Fin dal primo mandato nel 2007 era chiaro che Correa avrebbe messo in marcia, come il suo collega Evo Morales, una serie di cambiamenti che avrebbero infastidito i privilegi di coloro che da sempre si sono beneficiati delle risorse del Paese. La revisione dei contratti con le compagnie che avevano accesso al pretrolio e alle risorse naturali ha consentito di fare giustizia e di indirizzare maggiori risorse alla spesa sociale. Si assicurava così la presenza dello Stato in aree particolarmente sensibili. L’Ecuador si è lasciato alle spalle epoche di grande instabilità, con governi che restavano in carica per un breve periodo, se non erano deposti dai militari, ed oggi Correa ha assicurato stabilità e una crescita economica che arriva fino alle tasche dei cittadini. Non è poco.
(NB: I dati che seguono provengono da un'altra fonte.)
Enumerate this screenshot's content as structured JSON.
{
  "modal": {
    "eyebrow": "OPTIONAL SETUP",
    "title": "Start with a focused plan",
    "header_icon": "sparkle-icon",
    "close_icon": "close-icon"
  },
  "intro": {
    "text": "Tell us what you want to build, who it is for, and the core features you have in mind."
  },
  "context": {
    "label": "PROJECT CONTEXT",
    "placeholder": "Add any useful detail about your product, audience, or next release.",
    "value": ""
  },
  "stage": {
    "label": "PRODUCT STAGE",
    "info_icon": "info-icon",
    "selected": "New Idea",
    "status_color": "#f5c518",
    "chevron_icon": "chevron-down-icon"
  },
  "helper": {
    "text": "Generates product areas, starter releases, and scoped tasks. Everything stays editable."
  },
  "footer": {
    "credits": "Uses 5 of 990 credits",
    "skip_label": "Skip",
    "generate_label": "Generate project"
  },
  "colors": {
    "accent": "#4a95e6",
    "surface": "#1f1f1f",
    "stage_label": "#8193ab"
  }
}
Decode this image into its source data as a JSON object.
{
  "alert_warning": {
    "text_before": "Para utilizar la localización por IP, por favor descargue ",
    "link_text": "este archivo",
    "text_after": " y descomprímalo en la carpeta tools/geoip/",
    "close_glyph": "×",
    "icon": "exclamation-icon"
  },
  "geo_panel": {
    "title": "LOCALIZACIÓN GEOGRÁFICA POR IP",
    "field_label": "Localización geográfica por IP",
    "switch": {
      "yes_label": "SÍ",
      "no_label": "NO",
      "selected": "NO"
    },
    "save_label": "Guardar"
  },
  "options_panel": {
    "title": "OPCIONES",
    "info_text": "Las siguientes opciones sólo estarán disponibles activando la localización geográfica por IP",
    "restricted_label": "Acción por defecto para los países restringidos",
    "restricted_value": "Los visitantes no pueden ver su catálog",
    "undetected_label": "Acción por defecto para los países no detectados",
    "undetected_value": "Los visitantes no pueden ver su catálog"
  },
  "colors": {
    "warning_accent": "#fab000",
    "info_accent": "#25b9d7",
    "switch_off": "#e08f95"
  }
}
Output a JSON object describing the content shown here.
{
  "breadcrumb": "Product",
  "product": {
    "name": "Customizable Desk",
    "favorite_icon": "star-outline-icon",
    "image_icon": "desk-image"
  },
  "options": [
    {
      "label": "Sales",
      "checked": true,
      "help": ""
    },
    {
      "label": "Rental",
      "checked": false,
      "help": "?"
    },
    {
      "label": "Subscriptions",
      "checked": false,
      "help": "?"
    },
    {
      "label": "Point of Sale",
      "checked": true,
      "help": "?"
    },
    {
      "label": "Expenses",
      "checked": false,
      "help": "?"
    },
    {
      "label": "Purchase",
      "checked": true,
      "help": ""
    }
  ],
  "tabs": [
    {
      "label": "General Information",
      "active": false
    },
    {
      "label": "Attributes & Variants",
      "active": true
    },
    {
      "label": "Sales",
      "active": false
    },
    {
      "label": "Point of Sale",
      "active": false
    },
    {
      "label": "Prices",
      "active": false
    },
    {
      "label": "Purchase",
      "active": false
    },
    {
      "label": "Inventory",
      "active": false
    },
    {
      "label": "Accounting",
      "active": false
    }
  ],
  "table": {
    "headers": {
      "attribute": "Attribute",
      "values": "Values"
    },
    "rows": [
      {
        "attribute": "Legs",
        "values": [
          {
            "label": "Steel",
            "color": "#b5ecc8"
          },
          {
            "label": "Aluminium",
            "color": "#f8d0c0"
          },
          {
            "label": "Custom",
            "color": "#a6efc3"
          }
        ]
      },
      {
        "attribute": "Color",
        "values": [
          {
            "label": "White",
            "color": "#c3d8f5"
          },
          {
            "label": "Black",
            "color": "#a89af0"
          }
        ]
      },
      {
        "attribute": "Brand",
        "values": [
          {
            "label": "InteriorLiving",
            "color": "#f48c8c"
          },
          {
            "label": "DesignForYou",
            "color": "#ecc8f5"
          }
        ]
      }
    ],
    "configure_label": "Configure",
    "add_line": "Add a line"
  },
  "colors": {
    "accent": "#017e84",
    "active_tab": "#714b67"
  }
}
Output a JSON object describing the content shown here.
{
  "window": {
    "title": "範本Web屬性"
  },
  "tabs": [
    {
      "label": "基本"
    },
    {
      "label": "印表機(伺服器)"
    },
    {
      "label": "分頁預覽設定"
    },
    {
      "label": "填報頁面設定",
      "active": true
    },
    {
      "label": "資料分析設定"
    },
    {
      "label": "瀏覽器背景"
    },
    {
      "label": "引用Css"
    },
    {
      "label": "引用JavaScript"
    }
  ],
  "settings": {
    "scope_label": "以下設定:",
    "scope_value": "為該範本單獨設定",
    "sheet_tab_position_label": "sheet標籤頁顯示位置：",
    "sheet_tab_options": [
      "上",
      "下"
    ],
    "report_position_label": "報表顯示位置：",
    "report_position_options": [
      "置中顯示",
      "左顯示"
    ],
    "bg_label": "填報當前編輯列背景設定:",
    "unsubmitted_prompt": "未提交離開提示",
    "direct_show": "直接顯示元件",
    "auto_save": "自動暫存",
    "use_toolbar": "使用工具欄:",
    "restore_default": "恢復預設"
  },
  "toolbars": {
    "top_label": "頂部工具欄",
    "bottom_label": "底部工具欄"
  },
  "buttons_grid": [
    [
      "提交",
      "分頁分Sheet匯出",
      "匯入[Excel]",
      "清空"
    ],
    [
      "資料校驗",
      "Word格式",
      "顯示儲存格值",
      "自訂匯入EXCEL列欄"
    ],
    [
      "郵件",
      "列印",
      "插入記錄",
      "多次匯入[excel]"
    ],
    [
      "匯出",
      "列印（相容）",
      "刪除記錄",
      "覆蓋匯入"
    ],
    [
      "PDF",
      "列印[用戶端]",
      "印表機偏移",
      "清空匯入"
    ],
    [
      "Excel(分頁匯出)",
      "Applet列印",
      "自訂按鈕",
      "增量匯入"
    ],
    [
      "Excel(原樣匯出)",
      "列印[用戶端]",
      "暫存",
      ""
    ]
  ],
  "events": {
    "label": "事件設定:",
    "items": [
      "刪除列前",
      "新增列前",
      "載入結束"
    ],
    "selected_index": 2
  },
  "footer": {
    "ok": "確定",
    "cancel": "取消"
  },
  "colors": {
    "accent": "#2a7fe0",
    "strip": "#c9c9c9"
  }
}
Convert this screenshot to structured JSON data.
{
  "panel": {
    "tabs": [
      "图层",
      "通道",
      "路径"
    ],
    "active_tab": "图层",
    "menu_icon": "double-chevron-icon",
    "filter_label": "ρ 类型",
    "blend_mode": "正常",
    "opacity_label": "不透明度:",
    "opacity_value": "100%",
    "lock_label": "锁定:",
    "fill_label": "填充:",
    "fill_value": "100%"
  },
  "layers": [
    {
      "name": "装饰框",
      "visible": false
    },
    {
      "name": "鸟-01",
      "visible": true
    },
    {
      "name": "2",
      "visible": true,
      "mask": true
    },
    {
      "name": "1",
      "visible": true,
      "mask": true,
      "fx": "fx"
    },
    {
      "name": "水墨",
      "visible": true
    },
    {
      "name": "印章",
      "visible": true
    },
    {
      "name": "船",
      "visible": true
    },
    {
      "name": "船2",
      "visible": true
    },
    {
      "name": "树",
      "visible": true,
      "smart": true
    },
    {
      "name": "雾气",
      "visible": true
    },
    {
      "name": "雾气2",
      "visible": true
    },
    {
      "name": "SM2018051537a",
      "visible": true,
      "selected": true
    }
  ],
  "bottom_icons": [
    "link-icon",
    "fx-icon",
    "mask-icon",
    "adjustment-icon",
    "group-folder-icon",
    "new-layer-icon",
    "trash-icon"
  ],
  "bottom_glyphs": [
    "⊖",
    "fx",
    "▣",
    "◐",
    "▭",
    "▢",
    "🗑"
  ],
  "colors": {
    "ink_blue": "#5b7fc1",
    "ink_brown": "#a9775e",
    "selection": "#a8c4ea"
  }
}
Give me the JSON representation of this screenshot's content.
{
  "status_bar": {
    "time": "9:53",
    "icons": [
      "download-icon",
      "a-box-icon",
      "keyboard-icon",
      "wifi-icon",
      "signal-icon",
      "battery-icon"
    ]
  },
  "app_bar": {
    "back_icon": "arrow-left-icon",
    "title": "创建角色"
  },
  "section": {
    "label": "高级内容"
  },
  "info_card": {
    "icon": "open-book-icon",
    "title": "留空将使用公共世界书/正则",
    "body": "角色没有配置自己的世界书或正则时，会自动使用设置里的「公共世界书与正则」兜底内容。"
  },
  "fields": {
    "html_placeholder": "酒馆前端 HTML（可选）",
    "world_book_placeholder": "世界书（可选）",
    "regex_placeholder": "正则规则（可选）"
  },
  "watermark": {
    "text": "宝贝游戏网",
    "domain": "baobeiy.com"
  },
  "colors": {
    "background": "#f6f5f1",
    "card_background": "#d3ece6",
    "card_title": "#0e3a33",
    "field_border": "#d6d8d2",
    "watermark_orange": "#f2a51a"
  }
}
In tal senso è valutata positivamente la coraggiosa revisione dell’eterno debito estero attraverso una commissione che ne studiò la composizione fino a dichiarare l'illegittimità del 39 percento di quanto dovuto.

 

Negli anni Novanta il debito estero assorbiva il 40 per cento delle entrate dello Stato. La risttrutturazione del debito permetterà di risparmiare più di sei miliardi di euro nei prossimi anni. La determinazione manifestata in politica interna ha avuto il suo corollario nei rapporti col resto del mondo. La chiusura della base militare Usa più importante della regione, quella di Manta sita proprio in Ecuador, è stato un gesto indicativo della volontà di cambiare la rotta percorsa dai governi precedenti, più obbedienti ai dettati di Washington. Va inteso in questo senso il maggiore inserimento dell’Ecuador nel processo di integrazione regionale, oggi rafforzato dalla nascita dell’Unasur e dalla Comunità di Stati dell’America Latina ed i Caraibi (Celac).

 

La politica di Rafael Correa ha comunque un lato debole. I suoi modi sbrigativi e la sua feroce polemica con la stampa, che è effettivamente mossa da interessi economici settoriali, corrono il rischio di involuzioni autoritarie. Stabilire normativamente cosa sia una “stampa decente” andrebbe lasciato alla dinamica democratica di una società, pur con i rischi che questo comporta. Spesso l’iniziale apertura nei riguardi della società civile si è trasformata nel tentativo di cooptazione di questo settore, il che si traduce in una implicita censura nei confronti delle organizzazioni che manifestano critiche nei confronti del governo centrale. La qualità di vita, infatti, e lo sviluppo di un Paese non dipende solo da una migliore distribuzione delle ricchezze. A lungo termine, dipende anche dalla qualità della vita democratica.